An article in The Irish Times, written by a dahlia devotee, Fionnuala Fallon, emphasizes how different flavors can be to one another. Comparing those that she tasted, she says one tasted like water chestnut and another like beetroot. Some had a celery or carrot taste, while others tasted a bit like sweet potatoes or Jerusalem artichokes.
Other people say that some of the sweetest and most flavorsome dahlia tubers taste of quince or spicy apple.
Some sources say that when the tubers have been stored for a while, some of the inulin is converted to fructose. This will make them sweeter.
Dr. William Woys Weaver has a doctorate in ethnographic food studies. In an article in Mother Earth News, he says he has found heirlooms to be more flavorsome than modern hybrids with big, fluffy flower heads.
Benefits of Eating Dahlia Tubers
We’ve already mentioned the medicinal properties of dahlia tubers. They are also an excellent source of vitamin B6, potassium, and riboflavin.
They also appear to be a good source of manganese and copper. But, as Weaver points out, the soil conditions that plants grow in and the variety you eat can make a big difference.

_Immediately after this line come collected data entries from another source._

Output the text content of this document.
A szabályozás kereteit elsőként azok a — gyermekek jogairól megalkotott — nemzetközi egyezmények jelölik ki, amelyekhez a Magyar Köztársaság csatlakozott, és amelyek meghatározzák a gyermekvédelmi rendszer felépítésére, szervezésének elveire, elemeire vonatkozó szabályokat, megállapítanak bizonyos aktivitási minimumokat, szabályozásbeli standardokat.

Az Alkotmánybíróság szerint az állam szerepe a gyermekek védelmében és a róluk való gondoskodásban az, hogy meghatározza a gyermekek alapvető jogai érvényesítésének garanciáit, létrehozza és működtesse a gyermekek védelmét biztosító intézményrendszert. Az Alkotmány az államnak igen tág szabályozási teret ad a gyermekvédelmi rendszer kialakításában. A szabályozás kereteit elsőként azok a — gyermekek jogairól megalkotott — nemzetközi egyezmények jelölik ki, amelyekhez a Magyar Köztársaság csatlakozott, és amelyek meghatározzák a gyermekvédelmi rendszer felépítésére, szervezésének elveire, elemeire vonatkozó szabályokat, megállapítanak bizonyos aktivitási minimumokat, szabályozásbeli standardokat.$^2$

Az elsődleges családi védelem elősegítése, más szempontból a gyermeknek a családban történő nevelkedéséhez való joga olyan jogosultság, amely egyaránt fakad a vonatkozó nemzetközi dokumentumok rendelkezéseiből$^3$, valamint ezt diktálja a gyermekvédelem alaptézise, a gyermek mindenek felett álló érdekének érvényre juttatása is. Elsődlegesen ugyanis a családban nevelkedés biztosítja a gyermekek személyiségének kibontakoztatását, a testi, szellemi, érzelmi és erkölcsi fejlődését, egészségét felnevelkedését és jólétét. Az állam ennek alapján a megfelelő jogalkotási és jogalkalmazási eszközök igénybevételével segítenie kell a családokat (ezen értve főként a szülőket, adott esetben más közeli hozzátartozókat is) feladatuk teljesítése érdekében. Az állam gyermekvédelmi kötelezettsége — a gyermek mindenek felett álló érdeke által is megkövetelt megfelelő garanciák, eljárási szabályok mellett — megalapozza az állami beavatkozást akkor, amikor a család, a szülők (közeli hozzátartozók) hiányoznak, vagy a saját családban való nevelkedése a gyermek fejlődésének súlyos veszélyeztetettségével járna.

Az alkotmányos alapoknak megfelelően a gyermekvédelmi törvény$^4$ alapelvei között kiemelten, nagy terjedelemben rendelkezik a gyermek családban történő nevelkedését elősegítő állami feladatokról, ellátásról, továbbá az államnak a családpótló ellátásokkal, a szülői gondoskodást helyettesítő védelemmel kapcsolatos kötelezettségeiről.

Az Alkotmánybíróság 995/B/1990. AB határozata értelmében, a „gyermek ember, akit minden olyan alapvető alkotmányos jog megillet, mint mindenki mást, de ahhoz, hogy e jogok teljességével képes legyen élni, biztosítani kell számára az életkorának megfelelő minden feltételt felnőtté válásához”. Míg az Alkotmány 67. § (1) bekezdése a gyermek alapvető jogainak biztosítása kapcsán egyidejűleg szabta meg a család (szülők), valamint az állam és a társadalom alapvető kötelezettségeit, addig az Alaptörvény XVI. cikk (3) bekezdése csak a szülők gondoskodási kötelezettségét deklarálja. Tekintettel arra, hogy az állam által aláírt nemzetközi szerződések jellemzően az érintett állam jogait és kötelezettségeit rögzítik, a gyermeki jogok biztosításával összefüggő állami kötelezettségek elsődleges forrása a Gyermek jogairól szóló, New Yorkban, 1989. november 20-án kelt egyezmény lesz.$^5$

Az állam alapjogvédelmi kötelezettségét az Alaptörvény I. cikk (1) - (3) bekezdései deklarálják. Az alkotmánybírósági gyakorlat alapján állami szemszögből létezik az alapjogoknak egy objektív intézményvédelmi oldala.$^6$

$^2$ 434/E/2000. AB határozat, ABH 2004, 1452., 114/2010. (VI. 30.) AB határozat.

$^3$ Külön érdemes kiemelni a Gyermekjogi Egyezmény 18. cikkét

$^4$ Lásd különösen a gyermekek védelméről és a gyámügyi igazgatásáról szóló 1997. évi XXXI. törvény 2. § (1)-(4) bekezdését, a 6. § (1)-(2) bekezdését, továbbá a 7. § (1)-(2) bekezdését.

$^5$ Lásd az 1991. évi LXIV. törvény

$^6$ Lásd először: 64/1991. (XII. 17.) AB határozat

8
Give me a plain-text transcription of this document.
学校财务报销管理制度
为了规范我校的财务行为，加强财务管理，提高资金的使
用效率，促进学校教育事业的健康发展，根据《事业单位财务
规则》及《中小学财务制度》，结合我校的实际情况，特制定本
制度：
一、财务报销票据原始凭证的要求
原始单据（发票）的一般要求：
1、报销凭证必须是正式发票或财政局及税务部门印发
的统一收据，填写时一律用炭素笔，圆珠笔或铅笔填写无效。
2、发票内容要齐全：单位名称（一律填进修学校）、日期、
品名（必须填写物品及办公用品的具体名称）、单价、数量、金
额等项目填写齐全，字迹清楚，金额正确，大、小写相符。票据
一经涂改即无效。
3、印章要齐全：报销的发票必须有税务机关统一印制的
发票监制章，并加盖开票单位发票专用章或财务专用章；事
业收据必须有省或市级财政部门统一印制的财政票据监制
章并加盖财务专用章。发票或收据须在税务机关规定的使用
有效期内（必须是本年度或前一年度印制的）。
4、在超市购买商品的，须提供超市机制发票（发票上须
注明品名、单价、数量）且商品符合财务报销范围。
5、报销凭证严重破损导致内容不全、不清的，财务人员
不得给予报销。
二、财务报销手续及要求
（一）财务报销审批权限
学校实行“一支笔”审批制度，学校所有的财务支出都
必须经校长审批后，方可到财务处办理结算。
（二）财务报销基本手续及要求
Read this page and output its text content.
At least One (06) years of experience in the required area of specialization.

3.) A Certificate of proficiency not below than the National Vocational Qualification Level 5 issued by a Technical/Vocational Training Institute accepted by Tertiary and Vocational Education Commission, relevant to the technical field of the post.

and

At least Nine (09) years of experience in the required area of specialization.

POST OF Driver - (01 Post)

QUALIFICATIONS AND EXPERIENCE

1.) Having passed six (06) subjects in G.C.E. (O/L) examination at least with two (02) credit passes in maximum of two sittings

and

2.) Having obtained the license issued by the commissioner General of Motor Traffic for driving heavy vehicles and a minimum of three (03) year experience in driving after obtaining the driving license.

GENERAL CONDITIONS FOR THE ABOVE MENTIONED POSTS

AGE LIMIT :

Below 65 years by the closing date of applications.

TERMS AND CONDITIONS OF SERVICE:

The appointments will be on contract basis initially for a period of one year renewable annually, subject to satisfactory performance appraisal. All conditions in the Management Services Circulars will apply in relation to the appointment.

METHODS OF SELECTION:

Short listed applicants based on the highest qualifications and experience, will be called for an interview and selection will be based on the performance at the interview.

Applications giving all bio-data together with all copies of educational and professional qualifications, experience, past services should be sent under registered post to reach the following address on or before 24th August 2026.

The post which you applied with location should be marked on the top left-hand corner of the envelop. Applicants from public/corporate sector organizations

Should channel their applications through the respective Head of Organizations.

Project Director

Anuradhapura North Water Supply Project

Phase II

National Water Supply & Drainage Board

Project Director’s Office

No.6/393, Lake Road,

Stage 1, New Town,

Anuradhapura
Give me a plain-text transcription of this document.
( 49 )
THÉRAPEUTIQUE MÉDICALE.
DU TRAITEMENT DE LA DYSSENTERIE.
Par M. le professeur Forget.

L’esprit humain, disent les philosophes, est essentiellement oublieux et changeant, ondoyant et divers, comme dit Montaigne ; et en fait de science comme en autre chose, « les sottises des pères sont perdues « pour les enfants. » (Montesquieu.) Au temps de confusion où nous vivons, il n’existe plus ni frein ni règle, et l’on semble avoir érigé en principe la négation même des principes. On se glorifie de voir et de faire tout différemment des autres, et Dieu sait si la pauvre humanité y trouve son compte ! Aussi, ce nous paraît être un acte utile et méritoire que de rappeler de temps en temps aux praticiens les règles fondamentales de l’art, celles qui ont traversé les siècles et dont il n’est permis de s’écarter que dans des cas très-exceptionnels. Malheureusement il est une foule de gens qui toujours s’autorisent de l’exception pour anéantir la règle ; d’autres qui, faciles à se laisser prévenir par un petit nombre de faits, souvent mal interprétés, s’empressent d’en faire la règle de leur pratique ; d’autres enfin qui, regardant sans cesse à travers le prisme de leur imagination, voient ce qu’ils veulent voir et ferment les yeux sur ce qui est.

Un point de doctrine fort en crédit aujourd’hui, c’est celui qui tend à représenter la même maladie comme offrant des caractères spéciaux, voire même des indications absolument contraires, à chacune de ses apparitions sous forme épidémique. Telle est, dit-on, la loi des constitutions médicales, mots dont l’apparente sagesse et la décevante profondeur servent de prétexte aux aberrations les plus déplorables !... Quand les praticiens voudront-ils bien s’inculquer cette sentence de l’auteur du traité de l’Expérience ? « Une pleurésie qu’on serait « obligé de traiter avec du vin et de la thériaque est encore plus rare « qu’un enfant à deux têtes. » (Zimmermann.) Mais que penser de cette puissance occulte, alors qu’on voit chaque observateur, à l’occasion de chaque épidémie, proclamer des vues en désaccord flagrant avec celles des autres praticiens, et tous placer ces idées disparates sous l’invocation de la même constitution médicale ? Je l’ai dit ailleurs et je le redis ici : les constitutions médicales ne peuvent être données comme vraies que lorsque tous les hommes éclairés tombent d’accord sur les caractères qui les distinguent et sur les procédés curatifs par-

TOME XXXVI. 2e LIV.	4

Risks of Eating Dahlia Tubers
We’ve mentioned the fact that dahlia tubers are an invaluable source of carbohydrate inulin. But inulin is indigestible and it can cause significant gas, and also stomach cramps.
So, even if your first taste of these plant tubers is delicious, start off eating just a little. If you don’t have a bad reaction, you’re good to go.
Most people don’t have problems, so don’t be too stressed.
Not on most people’s dinner menu, dahlia tubers are, by all accounts, absolutely delicious. That said, because there are so many different species, not all have necessarily been used as food.
Dahlia flowers, like nasturtiums, honeysuckle, marigold, pansy, and many other pretty flowers, are also edible.
But that doesn’t mean you can buy these plants from your local garden center or nursery and start munching or cooking straight away. A major warning is that these plants are commonly sprayed with fungicides and insecticides that are toxic to humans.
So, if you decide to try eating the flowers or tubers of dahlias, please follow our guide.